Wrapped Apple – Cinnamon – Stollen

by Editorial Staff

Summary

Prep Time 1 hr
Total Time 3 hrs
Course Baking
Cuisine European
Servings (Default: 1)

Ingredients

For the dough:

  • 375 grams flour
  • 1 packet yeast (dry yeast)
  • 100 g suar
  • 100 ml milk
  • 1 teaspoon cinnamon
  • 1 egg (s)
  • 125 g butter

For the filling:

  • 4 apples
  • 250 g raisins, soaked
  • 0.5 ½ bottle rum flavor
  • 1 tablespoon butter
  • 1 tablespoon sugar
  • 75 g butter
  • Powdered sugar, for dusting
Wrapped Apple – Cinnamon – Stollen
Wrapped Apple – Cinnamon – Stollen

Instructions

  1. Sift the flour into a bowl and make a well in the middle. Put the yeast, sugar, cinnamon and egg on the edge of the flour and mix everything with a dough hook. Add the butter, then work everything on the highest level into a smooth dough in about 5 minutes. Cover the dough and let it rise in a warm place until it has visibly enlarged. (1-2 hours)
  2. Wash, peel and core the apples and cut into small pieces.
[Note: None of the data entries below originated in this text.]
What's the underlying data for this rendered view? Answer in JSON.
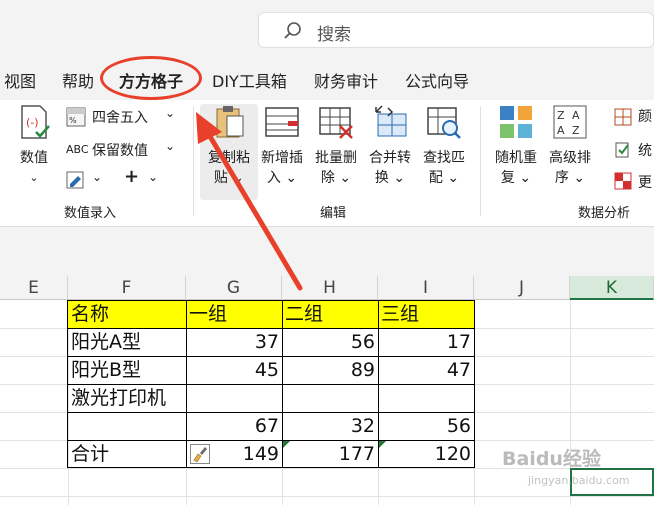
{
  "search": {
    "placeholder": "搜索"
  },
  "tabs": [
    "视图",
    "帮助",
    "方方格子",
    "DIY工具箱",
    "财务审计",
    "公式向导"
  ],
  "ribbon": {
    "value_group": {
      "label": "数值录入",
      "value_button": "数值",
      "round_label": "四舍五入",
      "keep_value_label": "保留数值",
      "abc_label": "ABC",
      "plus_label": "+"
    },
    "edit_group": {
      "label": "编辑",
      "buttons": [
        {
          "line1": "复制粘",
          "line2": "贴"
        },
        {
          "line1": "新增插",
          "line2": "入"
        },
        {
          "line1": "批量删",
          "line2": "除"
        },
        {
          "line1": "合并转",
          "line2": "换"
        },
        {
          "line1": "查找匹",
          "line2": "配"
        }
      ]
    },
    "analysis_group": {
      "label": "数据分析",
      "buttons": [
        {
          "line1": "随机重",
          "line2": "复"
        },
        {
          "line1": "高级排",
          "line2": "序"
        }
      ],
      "side_items": [
        "颜",
        "统",
        "更"
      ]
    }
  },
  "sheet": {
    "columns": [
      "E",
      "F",
      "G",
      "H",
      "I",
      "J",
      "K"
    ],
    "selected_column": "K",
    "header_row": [
      "名称",
      "一组",
      "二组",
      "三组"
    ],
    "rows": [
      [
        "阳光A型",
        "37",
        "56",
        "17"
      ],
      [
        "阳光B型",
        "45",
        "89",
        "47"
      ],
      [
        "激光打印机",
        "",
        "",
        ""
      ],
      [
        "",
        "67",
        "32",
        "56"
      ],
      [
        "合计",
        "149",
        "177",
        "120"
      ]
    ],
    "header_fill": "#ffff00"
  },
  "watermark": {
    "line1": "Baidu经验",
    "line2": "jingyan.baidu.com"
  },
  "annotation": {
    "arrow_color": "#e8402a",
    "highlight_tab": "方方格子"
  }
}
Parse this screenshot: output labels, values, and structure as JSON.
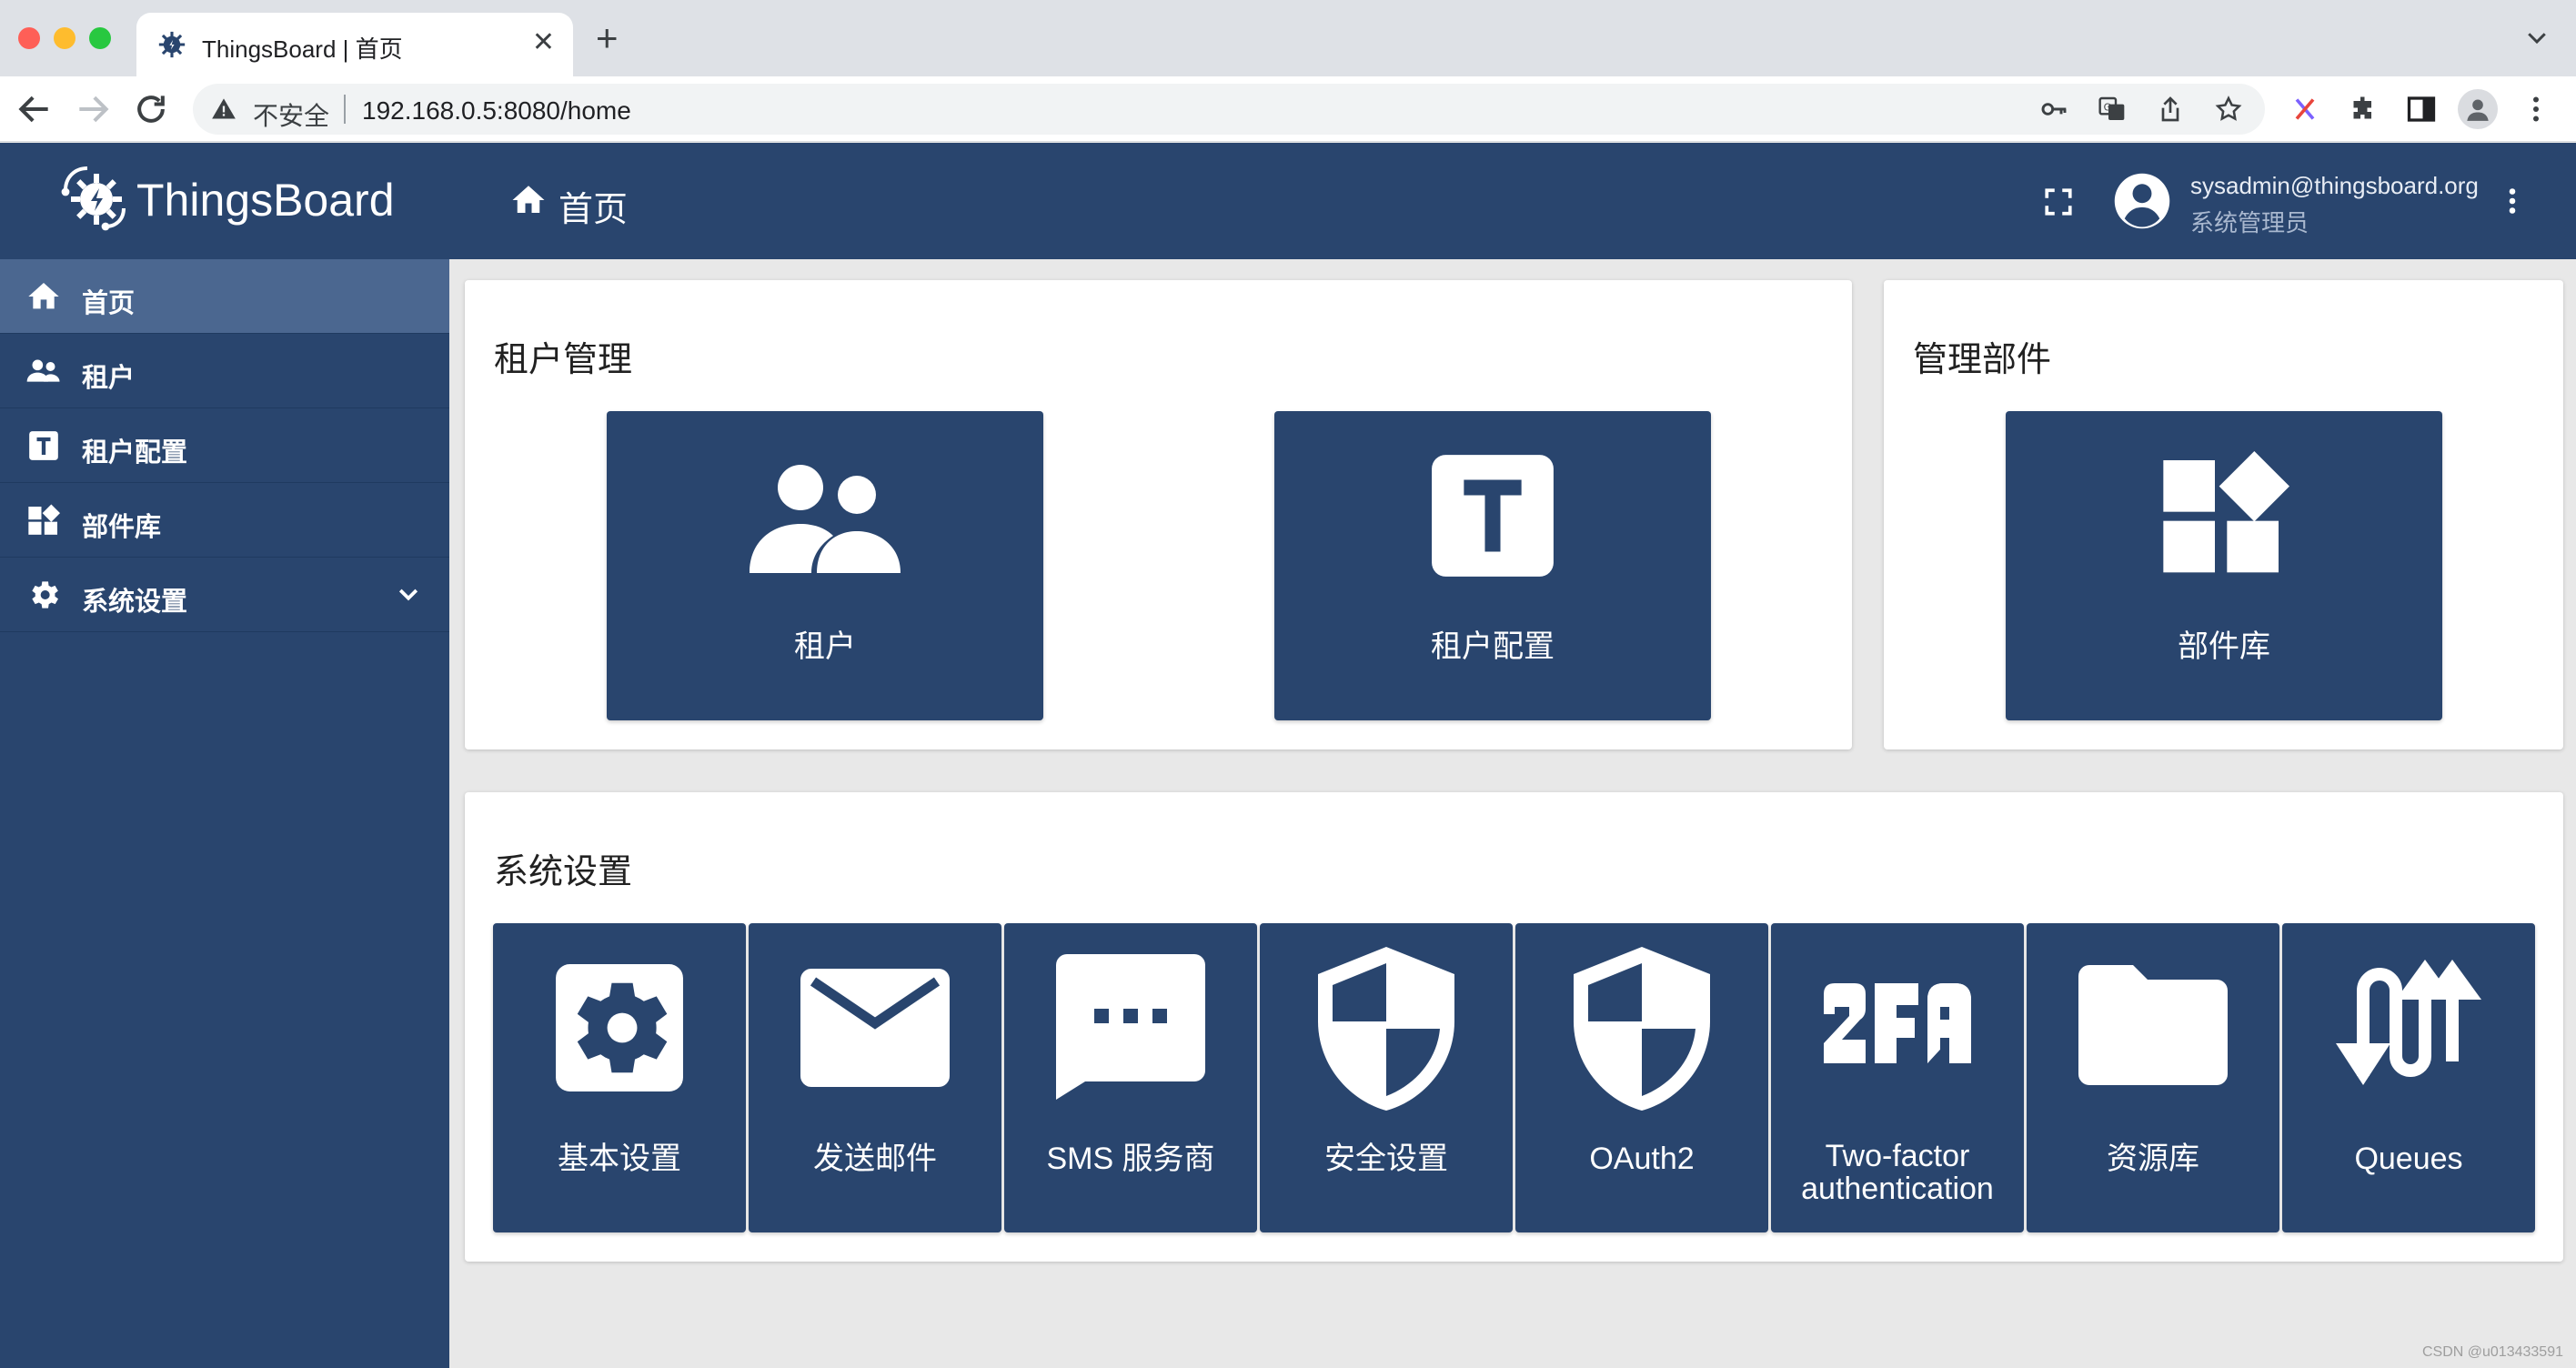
{
  "browser": {
    "tab_title": "ThingsBoard | 首页",
    "insecure_label": "不安全",
    "url": "192.168.0.5:8080/home"
  },
  "header": {
    "logo_text": "ThingsBoard",
    "page_title": "首页",
    "user_email": "sysadmin@thingsboard.org",
    "user_role": "系统管理员"
  },
  "sidebar": {
    "items": [
      {
        "label": "首页",
        "icon": "home-icon"
      },
      {
        "label": "租户",
        "icon": "people-icon"
      },
      {
        "label": "租户配置",
        "icon": "tenant-profile-icon"
      },
      {
        "label": "部件库",
        "icon": "widgets-icon"
      },
      {
        "label": "系统设置",
        "icon": "gear-icon"
      }
    ]
  },
  "main": {
    "tenant_card": {
      "title": "租户管理",
      "tiles": [
        {
          "label": "租户",
          "icon": "people-icon"
        },
        {
          "label": "租户配置",
          "icon": "tenant-profile-icon"
        }
      ]
    },
    "widgets_card": {
      "title": "管理部件",
      "tiles": [
        {
          "label": "部件库",
          "icon": "widgets-icon"
        }
      ]
    },
    "settings_card": {
      "title": "系统设置",
      "tiles": [
        {
          "label": "基本设置",
          "icon": "gear-icon"
        },
        {
          "label": "发送邮件",
          "icon": "mail-icon"
        },
        {
          "label": "SMS 服务商",
          "icon": "sms-icon"
        },
        {
          "label": "安全设置",
          "icon": "shield-icon"
        },
        {
          "label": "OAuth2",
          "icon": "shield-icon"
        },
        {
          "label": "Two-factor authentication",
          "icon": "2fa-icon"
        },
        {
          "label": "资源库",
          "icon": "folder-icon"
        },
        {
          "label": "Queues",
          "icon": "queues-icon"
        }
      ]
    }
  },
  "watermark": "CSDN @u013433591",
  "colors": {
    "primary": "#29456e",
    "sidebar_active": "#4b6790",
    "background": "#e8e8e8"
  }
}
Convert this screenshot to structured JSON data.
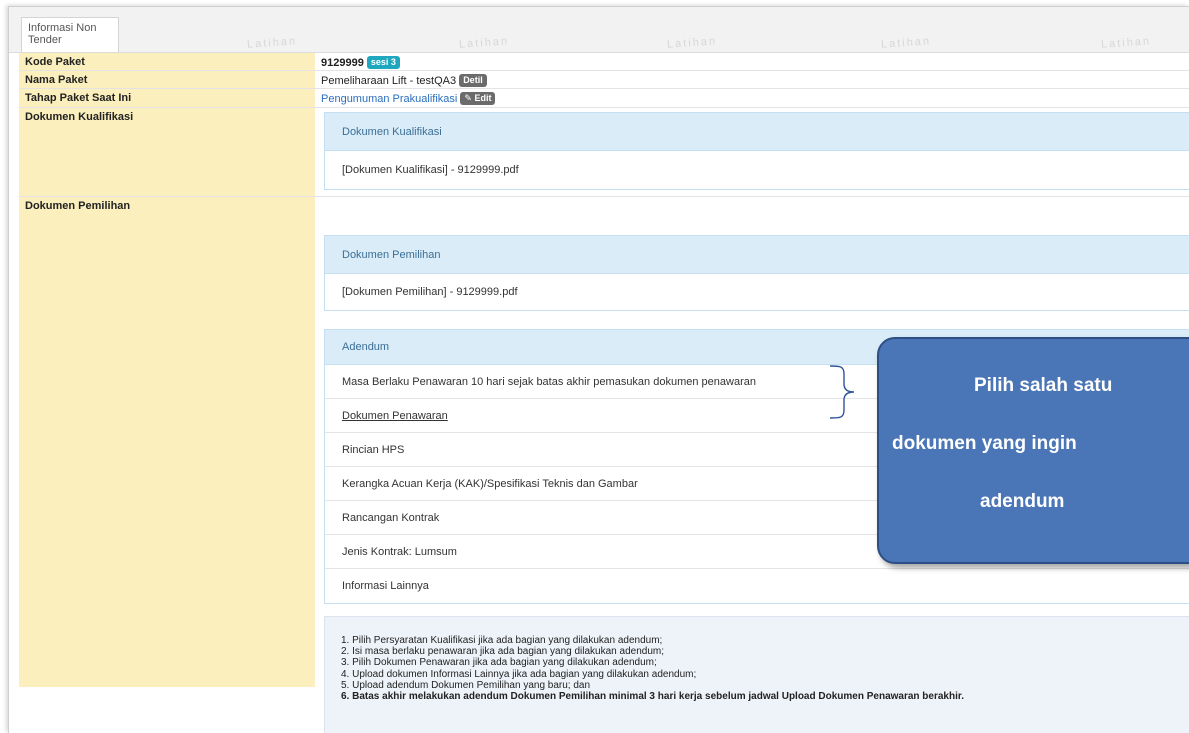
{
  "tab": {
    "label": "Informasi Non Tender"
  },
  "watermark": "Latihan",
  "rows": {
    "kode_paket": {
      "label": "Kode Paket",
      "value": "9129999",
      "badge": "sesi 3"
    },
    "nama_paket": {
      "label": "Nama Paket",
      "value": "Pemeliharaan Lift - testQA3",
      "badge": "Detil"
    },
    "tahap": {
      "label": "Tahap Paket Saat Ini",
      "value": "Pengumuman Prakualifikasi",
      "badge": "Edit"
    },
    "dok_kualifikasi": {
      "label": "Dokumen Kualifikasi"
    },
    "dok_pemilihan": {
      "label": "Dokumen Pemilihan"
    }
  },
  "panel_kualifikasi": {
    "title": "Dokumen Kualifikasi",
    "file": "[Dokumen Kualifikasi] - 9129999.pdf"
  },
  "panel_pemilihan": {
    "title": "Dokumen Pemilihan",
    "file": "[Dokumen Pemilihan] - 9129999.pdf"
  },
  "panel_adendum": {
    "title": "Adendum",
    "items": [
      "Masa Berlaku Penawaran 10 hari sejak batas akhir pemasukan dokumen penawaran",
      "Dokumen Penawaran",
      "Rincian HPS",
      "Kerangka Acuan Kerja (KAK)/Spesifikasi Teknis dan Gambar",
      "Rancangan Kontrak",
      "Jenis Kontrak: Lumsum",
      "Informasi Lainnya"
    ]
  },
  "notes": [
    "1. Pilih Persyaratan Kualifikasi jika ada bagian yang dilakukan adendum;",
    "2. Isi masa berlaku penawaran jika ada bagian yang dilakukan adendum;",
    "3. Pilih Dokumen Penawaran jika ada bagian yang dilakukan adendum;",
    "4. Upload dokumen Informasi Lainnya jika ada bagian yang dilakukan adendum;",
    "5. Upload adendum Dokumen Pemilihan yang baru; dan",
    "6. Batas akhir melakukan adendum Dokumen Pemilihan minimal 3 hari kerja sebelum jadwal Upload Dokumen Penawaran berakhir."
  ],
  "callout": {
    "line1": "Pilih salah satu",
    "line2": "dokumen yang ingin",
    "line3": "adendum"
  },
  "colors": {
    "label_bg": "#fbefbd",
    "panel_head": "#d9ecf8",
    "callout": "#4a75b6",
    "badge_teal": "#1fa7c0"
  }
}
Lightly sauté the apple pieces with sugar, cinnamon and butter while stirring and stir in the soaked raisins, let the filling cool down a little.
  3. Roll out the dough to the size of a tray on a lightly floured work surface.
  4. Spread the apple filling on the dough so that 10 cm of the dough remains free on the upper short side and approx. 2 cm on the other sides. Fold the narrow edges over the apple filling.
  5. Roll up the dough from the shorter side that was folded over, place on a baking sheet lined with baking paper and let rise again.
  6. Meanwhile preheat the oven to 250 ° C.
  7. Turn down to about 175 ° C and bake for about 45-50 minutes.
  8. Melt butter. Immediately after baking, brush the stollen with half of the butter and dust with powdered sugar.
  9. Let cool a little and repeat the process.